Cidades

Pedro Rolim faz a travessia para encontrar Dona Chames

(*) Fernando Benedito Jr.

Conheci o Pedro Rolim na clínica de reabilitação cardíaca. Ambos infartados. O meu tinha sido o primeiro. Pedro já era veterano em infartos e, portanto, sabia tudo sobre os males do coração, tanto os físicos quanto os sentimentais. Sabia o que era bom, o que não era, o que se podia fazer e o que não era recomendável. Ele mesmo não seguia à risca as recomendações, mas acabou se tornando meu amigo e meu “médico prático”. Um adepto do ócio criativo – ao que me consta, nunca trabalhou na vida – era um “bon vivant”, displicente com certas coisas.

– Ô Expedito…

– É Benedito, camarada. – e isso depois de sete anos de relacionamento.

Entre as viagens à casa no Sul da Bahia, passeios de lancha e um violão, gostava de contar histórias, a maioria irreais, como se tivesse acabado de sair do cinema, tão mirabolantes e conspiratórias eram algumas delas.

-Menos, Pedro. – pedia eu, quando ele carregava nas tintas.

Às vezes, se empolgava e exagerava. Certa vez pilotou um Tupolev levando armas para rebeldes afegãos. Não sei de onde tirou esta história, mas devia ter visto “Rambo” recentemente.

E contava com uma verossimilhança, uma firmeza, que parecia fato incontestável.

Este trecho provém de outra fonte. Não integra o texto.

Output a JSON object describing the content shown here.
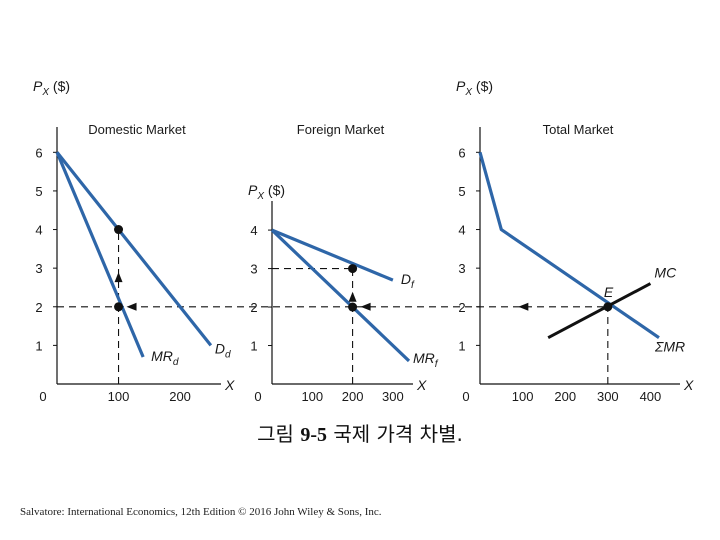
{
  "caption": {
    "prefix": "그림",
    "number": "9-5",
    "title": "국제 가격 차별."
  },
  "credit": "Salvatore: International Economics, 12th Edition © 2016 John Wiley & Sons, Inc.",
  "colors": {
    "curve": "#2e66a8",
    "mc": "#111111",
    "axis": "#111111",
    "guide": "#111111"
  },
  "chart_data": [
    {
      "type": "line",
      "title": "Domestic Market",
      "ylabel_main": "P",
      "ylabel_sub": "X",
      "ylabel_unit": " ($)",
      "xlabel": "X",
      "xlim": [
        0,
        260
      ],
      "ylim": [
        0,
        6.5
      ],
      "x_ticks": [
        0,
        100,
        200
      ],
      "y_ticks": [
        1,
        2,
        3,
        4,
        5,
        6
      ],
      "x_tick_labels": [
        "0",
        "100",
        "200"
      ],
      "y_tick_labels": [
        "1",
        "2",
        "3",
        "4",
        "5",
        "6"
      ],
      "series": [
        {
          "name": "D",
          "sub": "d",
          "role": "demand",
          "points": [
            [
              0,
              6
            ],
            [
              250,
              1
            ]
          ]
        },
        {
          "name": "MR",
          "sub": "d",
          "role": "marginal-revenue",
          "points": [
            [
              0,
              6
            ],
            [
              140,
              0.7
            ]
          ]
        }
      ],
      "points": [
        [
          100,
          4
        ],
        [
          100,
          2
        ]
      ],
      "guides": [
        {
          "from": [
            100,
            0
          ],
          "to": [
            100,
            4
          ],
          "arrow": "up"
        },
        {
          "from": [
            0,
            2
          ],
          "to": [
            260,
            2
          ],
          "arrow": "left-at-mr"
        }
      ]
    },
    {
      "type": "line",
      "title": "Foreign Market",
      "ylabel_main": "P",
      "ylabel_sub": "X",
      "ylabel_unit": " ($)",
      "xlabel": "X",
      "xlim": [
        0,
        340
      ],
      "ylim": [
        0,
        4.6
      ],
      "x_ticks": [
        0,
        100,
        200,
        300
      ],
      "y_ticks": [
        1,
        2,
        3,
        4
      ],
      "x_tick_labels": [
        "0",
        "100",
        "200",
        "300"
      ],
      "y_tick_labels": [
        "1",
        "2",
        "3",
        "4"
      ],
      "series": [
        {
          "name": "D",
          "sub": "f",
          "role": "demand",
          "points": [
            [
              0,
              4
            ],
            [
              300,
              2.7
            ]
          ]
        },
        {
          "name": "MR",
          "sub": "f",
          "role": "marginal-revenue",
          "points": [
            [
              0,
              4
            ],
            [
              340,
              0.6
            ]
          ]
        }
      ],
      "points": [
        [
          200,
          3
        ],
        [
          200,
          2
        ]
      ],
      "guides": [
        {
          "from": [
            0,
            3
          ],
          "to": [
            200,
            3
          ]
        },
        {
          "from": [
            200,
            0
          ],
          "to": [
            200,
            3
          ],
          "arrow": "up"
        },
        {
          "from": [
            0,
            2
          ],
          "to": [
            340,
            2
          ],
          "arrow": "left-at-mr"
        }
      ]
    },
    {
      "type": "line",
      "title": "Total Market",
      "ylabel_main": "P",
      "ylabel_sub": "X",
      "ylabel_unit": " ($)",
      "xlabel": "X",
      "xlim": [
        0,
        460
      ],
      "ylim": [
        0,
        6.5
      ],
      "x_ticks": [
        0,
        100,
        200,
        300,
        400
      ],
      "y_ticks": [
        1,
        2,
        3,
        4,
        5,
        6
      ],
      "x_tick_labels": [
        "0",
        "100",
        "200",
        "300",
        "400"
      ],
      "y_tick_labels": [
        "1",
        "2",
        "3",
        "4",
        "5",
        "6"
      ],
      "series": [
        {
          "name": "ΣMR",
          "sub": "",
          "role": "marginal-revenue",
          "points": [
            [
              0,
              6
            ],
            [
              50,
              4
            ],
            [
              420,
              1.2
            ]
          ]
        },
        {
          "name": "MC",
          "sub": "",
          "role": "marginal-cost",
          "points": [
            [
              160,
              1.2
            ],
            [
              400,
              2.6
            ]
          ]
        }
      ],
      "points": [
        [
          300,
          2
        ]
      ],
      "point_label": "E",
      "guides": [
        {
          "from": [
            300,
            0
          ],
          "to": [
            300,
            2
          ]
        },
        {
          "from": [
            0,
            2
          ],
          "to": [
            300,
            2
          ],
          "arrow": "left"
        }
      ]
    }
  ]
}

Muitas tardes passamos, ali, na varanda, tomando café e proseando, eu, ele, Dona Chames, um ou outro que chegava e ficava ou só passava mesmo. Outros faziam da grande casa um pouso, como o juiz José Clemente Piedade de Almeida; e Naquinho, que também morava por lá na época.

Isso foi antes da pandemia. Antes de Dona Chames Rolim partir, aos 103 anos, também numa manhã de segunda-feira, no dia 12 de abril deste ano.

Agora, lá se vai o Pedro juntar-se a ela e aos seus. Meu amigo e “médico prático” sabia tudo do coração, mas esse novo vírus o surpreendeu. Amigo das conspirações, Pedro Rolim poderia ter inventado histórias a respeito do assunto, mas os mistérios desta nova doença ainda estão por ser desvendados. Enquanto isso, a cada dia, mais um amigo, um conhecido, um vizinho que se perde.

Que a travessia seja suave, meu amigo Pedro.

(*) Fernando Benedito Jr. é jornalista.